Copernicium is a synthetic chemical element with the symbol Cn and atomic number 112. Its known isotopes are extremely radioactive, and have only been created in a laboratory. The most stable known isotope, copernicium-285, has a half-life of approximately 30 seconds. Copernicium was first created in 1996 by the GSI Helmholtz Centre for Heavy Ion Research near Darmstadt, Germany. It was named after the astronomer Nicolaus Copernicus.
In the periodic table of the elements, copernicium is a d-block transactinide element and a group 12 element. During reactions with gold, it has been shown to be an extremely volatile element, so much so that it is possibly a gas or a volatile liquid at standard temperature and pressure.
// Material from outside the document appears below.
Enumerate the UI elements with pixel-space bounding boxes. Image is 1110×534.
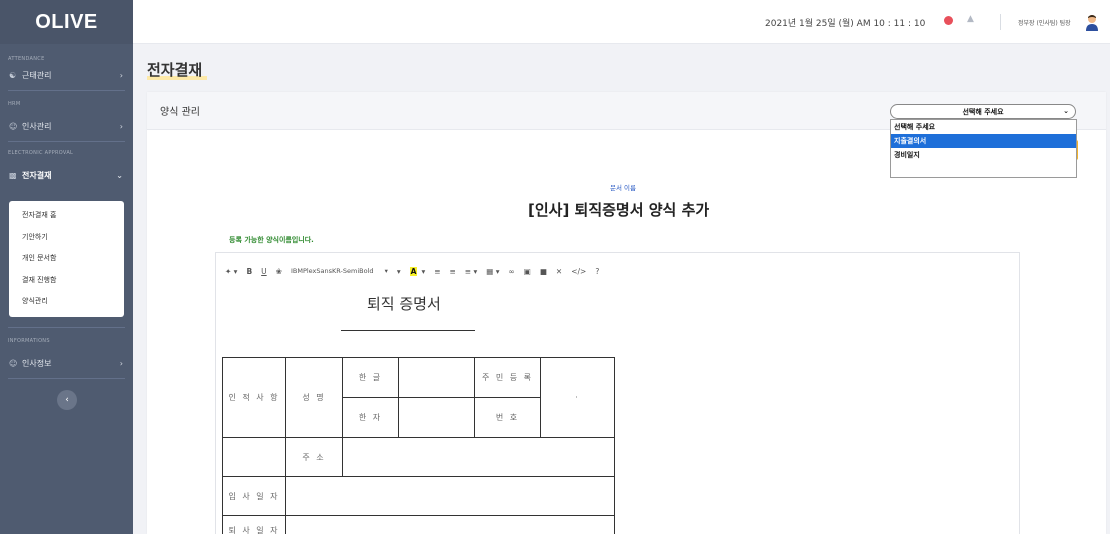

Copernicium is calculated to have several properties that differ from its lighter homologues in group 12, zinc, cadmium and mercury; due to relativistic effects, it may give up its 6d electrons instead of its 7s ones, and it may have more similarities to the noble gases such as radon rather than its group 12 homologues. Calculations indicate that copernicium may show the oxidation state +4, while mercury shows it in only one compound of disputed existence and zinc and cadmium do not show it at all. It has also been predicted to be more difficult to oxidize copernicium from its neutral state than the other group 12 elements. Predictions vary on whether solid copernicium would be a metal, semiconductor, or insulator. Copernicium is one of the heaviest elements whose chemical properties have been experimentally investigated.